I couldn't think of a good real-world test for the macros, but on my P3 there appears to be no contest.

; «««««««««««««««««««««««««««««««««««««««««««««««««««««««««««««««««««««««««
    include \masm32\include\masm32rt.inc
    .686
    include \masm32\macros\timers.asm
; «««««««««««««««««««««««««««««««««««««««««««««««««««««««««««««««««««««««««
    .data
      buff db 8 dup(0)
    .code
; «««««««««««««««««««««««««««««««««««««««««««««««««««««««««««««««««««««««««
start:
; «««««««««««««««««««««««««««««««««««««««««««««««««««««««««««««««««««««««««
    invoke Sleep, 3000

    counter_begin 1000, HIGH_PRIORITY_CLASS
      mov esi, OFFSET buff
      REPEAT 10
        lodsb
      ENDM
    counter_end
    print ustr$(eax), " cycles, lodsb",13,10

    counter_begin 1000, HIGH_PRIORITY_CLASS
      mov esi, OFFSET buff
      REPEAT 10
        lob
      ENDM
    counter_end
    print ustr$(eax), " cycles, lob",13,10

    counter_begin 1000, HIGH_PRIORITY_CLASS
      mov edi, OFFSET buff
      REPEAT 10
        stosb
      ENDM
    counter_end
    print ustr$(eax), " cycles, stosb",13,10

    counter_begin 1000, HIGH_PRIORITY_CLASS
      mov edi, OFFSET buff
      REPEAT 10
        stb
      ENDM
    counter_end
    print ustr$(eax), " cycles, stb",13,10,13,10

    inkey "Press any key to exit..."
    exit
; «««««««««««««««««««««««««««««««««««««««««««««««««««««««««««««««««««««««««
end start


17 cycles, lodsb
5 cycles, lob
16 cycles, stosb
8 cycles, stb


And this is more or less of a worst-case comparison:

; «««««««««««««««««««««««««««««««««««««««««««««««««««««««««««««««««««««««««
    include \masm32\include\masm32rt.inc
    .686
    include \masm32\macros\timers.asm
; «««««««««««««««««««««««««««««««««««««««««««««««««««««««««««««««««««««««««
    .data
      buff1 dd 1000 dup(0)
      buff2 dd 1000 dup(0)
    .code
; «««««««««««««««««««««««««««««««««««««««««««««««««««««««««««««««««««««««««
start:
; «««««««««««««««««««««««««««««««««««««««««««««««««««««««««««««««««««««««««
    invoke Sleep, 3000

    counter_begin 1000, HIGH_PRIORITY_CLASS
      mov esi, OFFSET buff1
      mov edi, OFFSET buff2
      mov ecx, 1000
      rep movsd
    counter_end
    print ustr$(eax), " cycles",13,10

    counter_begin 1000, HIGH_PRIORITY_CLASS
      mov esi, OFFSET buff1
      mov edi, OFFSET buff2
      mov ecx, 1000
    @@:
      mov eax, [esi]
      mov [edi], eax
      dec ecx
      jnz @B
    counter_end
    print ustr$(eax), " cycles",13,10

    counter_begin 1000, HIGH_PRIORITY_CLASS
      mov esi, OFFSET buff1
      mov edi, OFFSET buff2
      mov ecx, 1000
      rep movsd
    counter_end
    print ustr$(eax), " cycles",13,10

    counter_begin 1000, HIGH_PRIORITY_CLASS
      mov esi, OFFSET buff1
      mov edi, OFFSET buff2
      mov ecx, 1000
    @@:
      mov eax, [esi]
      mov [edi], eax
      dec ecx
      jnz @B
    counter_end
    print ustr$(eax), " cycles",13,10,13,10

    inkey "Press any key to exit..."
    exit
; «««««««««««««««««««««««««««««««««««««««««««««««««««««««««««««««««««««««««
end start


926 cycles
3005 cycles
924 cycles
3005 cycles

eschew obfuscation

Neil

Thanks Hutch & Michael,
Michael your demo code gives a great illustration of the speed difference, more than 3 times as fast using the lob macro, it also demostrates how the use of rep speeds up the string instructions.
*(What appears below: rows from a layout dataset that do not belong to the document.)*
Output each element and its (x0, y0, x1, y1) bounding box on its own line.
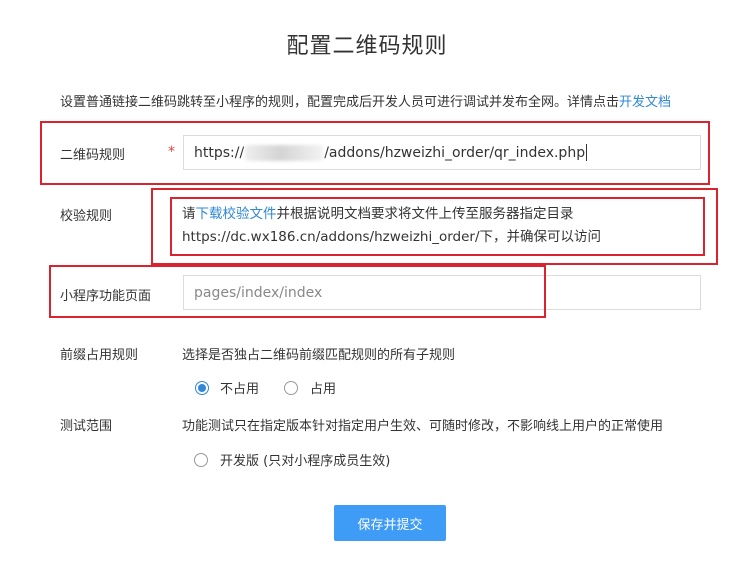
verify-rule-label: 校验规则 (60, 209, 113, 224)
radio-occupy[interactable]: 占用 (284, 378, 336, 397)
dev-docs-link[interactable]: 开发文档 (619, 95, 671, 110)
highlight-box-qr-rule (40, 121, 710, 185)
radio-unchecked-icon[interactable] (194, 452, 208, 467)
highlight-box-verify-inner (170, 197, 705, 256)
test-scope-hint: 功能测试只在指定版本针对指定用户生效、可随时修改，不影响线上用户的正常使用 (182, 419, 664, 434)
prefix-rule-label: 前缀占用规则 (60, 348, 139, 363)
test-scope-label: 测试范围 (60, 419, 113, 434)
radio-occupy-label: 占用 (310, 382, 337, 397)
radio-dev-version-label: 开发版 (只对小程序成员生效) (220, 454, 391, 469)
page-description: 设置普通链接二维码跳转至小程序的规则，配置完成后开发人员可进行调试并发布全网。详… (60, 91, 671, 110)
page-title: 配置二维码规则 (286, 34, 448, 59)
save-submit-button[interactable]: 保存并提交 (334, 505, 446, 541)
radio-unchecked-icon[interactable] (284, 380, 298, 395)
radio-checked-icon[interactable] (195, 380, 209, 395)
radio-not-occupy[interactable]: 不占用 (195, 378, 259, 397)
radio-dev-version[interactable]: 开发版 (只对小程序成员生效) (194, 450, 390, 469)
radio-not-occupy-label: 不占用 (220, 382, 260, 397)
highlight-box-function-page (49, 265, 546, 318)
prefix-rule-hint: 选择是否独占二维码前缀匹配规则的所有子规则 (182, 348, 456, 363)
description-text: 设置普通链接二维码跳转至小程序的规则，配置完成后开发人员可进行调试并发布全网。详… (60, 95, 620, 110)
Now I have one more question regarding writing macros to replace stosw, stosd etc, are 2 incs or 4 incs faster or slower than adding the appropriate offset i.e. there must be a time when n number of incs becomes slower than add n.

MichaelW

I think add would probably be faster than two or more incs.
eschew obfuscation

Neil


Neil

Mind you, I have a few instances where I use std, this is starting to get complicated :toothy

KeepingRealBusy

Neil,

I think it all depends on what you are doing


mov ecx count
dec ecx
mov esi,OFFSET str
mov edi,OFFSET buf
@@:
mov eax,[esi+ecx*4]
mov [edi+ecx*4],eax
dec ecx
jns @b


Depending on what you're doing, you only need an increment or a decrement.

Dave

Neil

Dave,
That's an interesting code snippet, but (Correct me if I'm wrong) according to Hutch & Michael rep movsd would be much quicker.